It is a constant aim in memory development to increase the storage density, that is to say the number of bits that can be stored per unit area or unit volume. One approach in this direction is the continual miniaturization of the structures involved, for example through read only memories (ROM) memories having folded trench structures.
A further approach is in modifying the semiconductor memory elements in such a way that they can each store more than one bit. This can be achieved for example by performing more than one type of channel implantation, with the result that one bit can be stored per memory cell for each channel implantation.
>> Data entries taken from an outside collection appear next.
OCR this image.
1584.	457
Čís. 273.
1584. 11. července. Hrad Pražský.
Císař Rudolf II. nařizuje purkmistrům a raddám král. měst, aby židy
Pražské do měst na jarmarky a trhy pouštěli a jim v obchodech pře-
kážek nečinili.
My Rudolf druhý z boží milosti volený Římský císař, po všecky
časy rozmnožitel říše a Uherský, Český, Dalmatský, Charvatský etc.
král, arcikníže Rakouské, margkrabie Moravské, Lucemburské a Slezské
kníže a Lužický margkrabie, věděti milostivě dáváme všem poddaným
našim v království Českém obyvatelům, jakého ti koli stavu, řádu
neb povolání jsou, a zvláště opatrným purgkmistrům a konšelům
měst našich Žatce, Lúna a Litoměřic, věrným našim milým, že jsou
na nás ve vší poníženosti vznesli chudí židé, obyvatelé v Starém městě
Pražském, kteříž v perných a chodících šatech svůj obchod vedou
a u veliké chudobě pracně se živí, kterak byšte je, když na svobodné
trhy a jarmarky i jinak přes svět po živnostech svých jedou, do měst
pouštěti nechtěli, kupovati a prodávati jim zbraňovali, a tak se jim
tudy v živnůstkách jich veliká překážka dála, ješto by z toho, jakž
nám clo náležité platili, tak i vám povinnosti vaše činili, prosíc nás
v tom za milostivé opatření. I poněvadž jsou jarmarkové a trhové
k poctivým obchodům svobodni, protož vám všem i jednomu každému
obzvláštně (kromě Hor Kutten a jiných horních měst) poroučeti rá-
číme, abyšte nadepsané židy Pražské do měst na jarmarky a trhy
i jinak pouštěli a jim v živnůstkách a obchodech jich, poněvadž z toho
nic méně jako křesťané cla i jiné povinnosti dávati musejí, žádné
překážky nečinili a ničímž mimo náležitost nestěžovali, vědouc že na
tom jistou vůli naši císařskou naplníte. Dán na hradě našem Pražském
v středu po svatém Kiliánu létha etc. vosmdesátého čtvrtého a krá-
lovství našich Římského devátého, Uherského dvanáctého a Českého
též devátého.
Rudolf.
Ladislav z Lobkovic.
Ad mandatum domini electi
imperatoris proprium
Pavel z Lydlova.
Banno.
By way of example, four different threshold voltages, that is to say 2 bits per memory cell, can be generated by four different channel implantations. The different threshold voltages can be distinguished by use of a suitable read-out circuit.
2. Summary of the Invention
It is accordingly an object of the invention to provide a semiconductor memory device and a method for fabricating it that overcomes the above-mentioned disadvantages of the prior art methods and devices of this general type, whose semiconductor memory elements can store more than one bit.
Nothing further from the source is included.